As the bonus features in this two-disc set point out, “Godzilla,” or “Gojira” as it was known in Japan, is a response to the hydrogen bomb test conducted by the U.S. on Bikini Atoll on March 1, 1954. A Japanese fishing boat was exposed to the fall-out from that test, and one of its crew members died several months later. While the concept of a monster awakened by nuclear bomb testing and rampaging through a city may seem hokey today, Japanese audiences at the time knew of the real-life horror caused by radiation. (And, yes, they had already known all too well about atomic bombs after the way World War II ended nearly a decade earlier.)

“Godzilla” also has some nice character development, complete with a tragic love triangle and a scientist who would prefer that the monster be captured alive for study. Unsurprisingly, once the character proved to be popular, later films in the series eschewed character development for plenty of scenes of rampaging monsters. If you’re a fan of the character, you’ll enjoy the commentary tracks recorded by film historian David Kalat on both the 1954 “Godzilla” and the 1956 American version, “Godzilla, King of the Monsters.” As in typical Criterion commentary recordings, Kalat’s discussions are like film classes; there’s little overlap between the commentaries on both versions.

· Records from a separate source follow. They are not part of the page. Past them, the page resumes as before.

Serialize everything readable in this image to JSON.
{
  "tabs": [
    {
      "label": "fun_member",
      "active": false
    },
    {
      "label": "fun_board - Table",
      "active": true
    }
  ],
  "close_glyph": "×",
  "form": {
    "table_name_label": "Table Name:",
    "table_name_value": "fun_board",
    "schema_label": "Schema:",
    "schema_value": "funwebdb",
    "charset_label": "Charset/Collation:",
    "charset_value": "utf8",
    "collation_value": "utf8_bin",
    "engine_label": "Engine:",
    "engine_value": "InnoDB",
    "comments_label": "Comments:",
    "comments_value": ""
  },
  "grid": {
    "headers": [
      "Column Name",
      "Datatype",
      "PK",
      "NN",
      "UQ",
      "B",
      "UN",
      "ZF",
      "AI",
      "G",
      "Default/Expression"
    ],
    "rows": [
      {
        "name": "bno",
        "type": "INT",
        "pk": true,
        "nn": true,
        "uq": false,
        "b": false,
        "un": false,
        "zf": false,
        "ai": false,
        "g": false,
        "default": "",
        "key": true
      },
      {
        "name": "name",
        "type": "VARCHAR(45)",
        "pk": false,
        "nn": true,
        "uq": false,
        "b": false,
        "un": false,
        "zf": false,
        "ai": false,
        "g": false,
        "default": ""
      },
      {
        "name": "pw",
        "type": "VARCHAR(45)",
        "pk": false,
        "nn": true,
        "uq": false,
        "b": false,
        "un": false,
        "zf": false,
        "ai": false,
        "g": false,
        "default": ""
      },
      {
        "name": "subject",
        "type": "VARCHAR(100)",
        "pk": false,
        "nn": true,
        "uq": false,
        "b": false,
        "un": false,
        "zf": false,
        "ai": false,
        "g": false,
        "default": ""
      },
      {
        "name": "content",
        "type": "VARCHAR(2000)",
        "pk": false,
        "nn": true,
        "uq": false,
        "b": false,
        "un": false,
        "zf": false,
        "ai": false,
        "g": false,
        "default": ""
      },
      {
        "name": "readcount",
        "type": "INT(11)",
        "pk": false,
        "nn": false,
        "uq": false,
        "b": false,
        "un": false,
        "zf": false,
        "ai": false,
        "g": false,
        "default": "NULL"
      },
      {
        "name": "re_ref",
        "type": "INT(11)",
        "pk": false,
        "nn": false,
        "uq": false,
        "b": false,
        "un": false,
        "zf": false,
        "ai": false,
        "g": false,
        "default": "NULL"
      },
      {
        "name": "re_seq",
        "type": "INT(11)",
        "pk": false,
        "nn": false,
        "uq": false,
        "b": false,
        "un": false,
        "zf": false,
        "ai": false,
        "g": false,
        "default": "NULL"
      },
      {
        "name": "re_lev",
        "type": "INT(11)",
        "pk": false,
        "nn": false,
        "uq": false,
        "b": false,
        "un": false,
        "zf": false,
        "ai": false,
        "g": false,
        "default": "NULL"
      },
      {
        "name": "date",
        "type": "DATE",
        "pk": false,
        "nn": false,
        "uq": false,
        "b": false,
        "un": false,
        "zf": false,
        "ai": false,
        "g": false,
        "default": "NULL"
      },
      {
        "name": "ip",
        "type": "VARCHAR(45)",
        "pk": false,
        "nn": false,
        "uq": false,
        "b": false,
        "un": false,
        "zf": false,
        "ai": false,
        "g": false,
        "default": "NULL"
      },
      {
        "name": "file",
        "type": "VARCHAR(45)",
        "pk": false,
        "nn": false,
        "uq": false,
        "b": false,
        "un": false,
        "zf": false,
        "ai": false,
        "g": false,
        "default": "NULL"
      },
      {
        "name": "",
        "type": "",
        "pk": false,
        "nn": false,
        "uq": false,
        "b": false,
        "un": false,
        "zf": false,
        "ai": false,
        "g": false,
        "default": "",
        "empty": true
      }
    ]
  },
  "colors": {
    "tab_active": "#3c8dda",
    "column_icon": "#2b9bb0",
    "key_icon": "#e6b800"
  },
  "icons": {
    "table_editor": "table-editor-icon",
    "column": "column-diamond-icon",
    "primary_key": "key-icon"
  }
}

The 1956 film, which adds Raymond Burr as reporter Steve Martin, feels like watching the original version through a foggy window. Since it was assumed that American audiences wouldn’t flock to a movie with sub-titles, Martin pops into every scene to explain what’s happening; when people do speak Japanese, there are no sub-titles. Many scenes are also truncated or cut, and dire warnings about nuclear testing are watered down considerably. Even an explanation of an arranged marriage is cut, presumably because Americans would only be confused by the concept. The end result is the feeling that something is missing.

The other bonus features on this disc include an overview of the real story that inspired the film and featurettes starring key cast and crew members, along with Japanese film critic Tadao Sato. A booklet with an essay by film critic J. Hoberman is included too.

It had been many years since I watched the American version of the movie, and I had never seen the original, so revisiting Godzilla’s origins was a nice trip down memory lane. I appreciate Criterion preserving its place in history, even if it seems like an odd addition to the company’s catalog. (And let’s not forget that “The Blob” has a Criterion edition too.)